With twins Dr. Antell always operated according to the time of birth for "reasons of consistency." The younger twin has to sit out the longer waiting period with an empty stomach, but she has the advantage that the doctor is working on familiar territory with her: "When I have operated on one twin, I know the second one without looking."
Dr. Antell started by suctioning small deposits of fat under both women's chins, and he removed from both so-called buccal fat, the small deposit in the cheek which prevents and elegant, firm face contour. Models particularly like this small operation which only lasts a few minutes as it enables a better distribution of light and shade. In days gone by patients used to have their molars removed for the same effect.
Joan and Jane were satisfied with a lift of the lower half of the face, which did, however, require extensive work on the tissue lying below before the skins could be gently smoothed at the the level of the eyebrows. The incisions are hidden behind the ears and the hairline. Shortly after the procedure Dr. Antell sent both sisters to a skin specialist, who reduces the swelling and bruises in the shortest possible time with herbal cremes, lymph drainage and individually selected combinations of vitamins.

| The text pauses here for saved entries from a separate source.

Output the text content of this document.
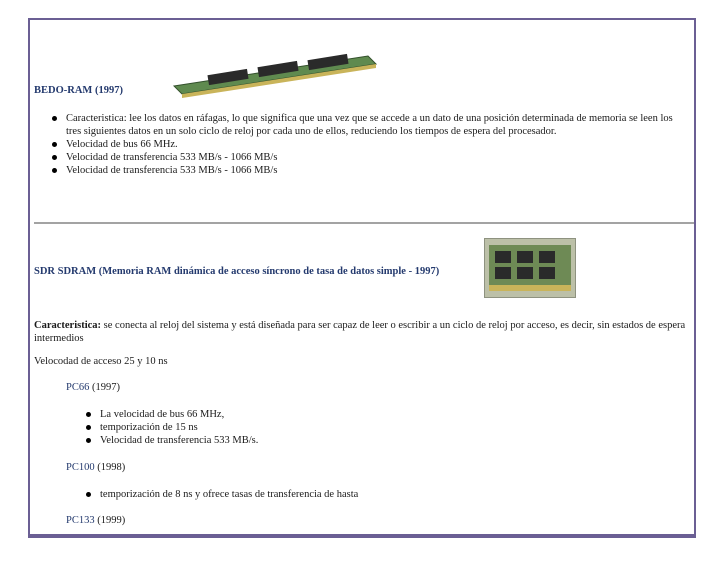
BEDO-RAM (1997)
Caracteristica: lee los datos en ráfagas, lo que significa que una vez que se accede a un dato de una posición determinada de memoria se leen los tres siguientes datos en un solo ciclo de reloj por cada uno de ellos, reduciendo los tiempos de espera del procesador.
Velocidad de bus 66 MHz.
Velocidad de transferencia 533 MB/s - 1066 MB/s
Velocidad de transferencia 533 MB/s - 1066 MB/s
SDR SDRAM (Memoria RAM dinámica de acceso síncrono de tasa de datos simple - 1997)
Caracteristica: se conecta al reloj del sistema y está diseñada para ser capaz de leer o escribir a un ciclo de reloj por acceso, es decir, sin estados de espera intermedios
Velocodad de acceso 25 y 10 ns
PC66 (1997)
La velocidad de bus 66 MHz,
temporización de 15 ns
Velocidad de transferencia 533 MB/s.
PC100 (1998)
temporización de 8 ns y ofrece tasas de transferencia de hasta
PC133 (1999)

Four days after their operations, Joan and Jane appeared for a check-up in Antell's office, the fading bruises hidden behind large sunglasses, and laden with shopping bags from Bergdorf Goodman on Fifth Avenue. Dr. Antell was pleased. However, even in this case he has yet again not succeeded in setting the example he dreams about: he would love to prove on a single-egg pair of twins that the benefit of a good facelift is never lost. Even twenty years after the operation, one sister will look as many years younger as straight after the operation. The chances of finding an acquiescent pair to prove his theory are very slim. Antell knows the issue with plastic surgery, not only for twins, but for everyone else, is similarity: "...similarity with the picture of oneself, which one considers as normal."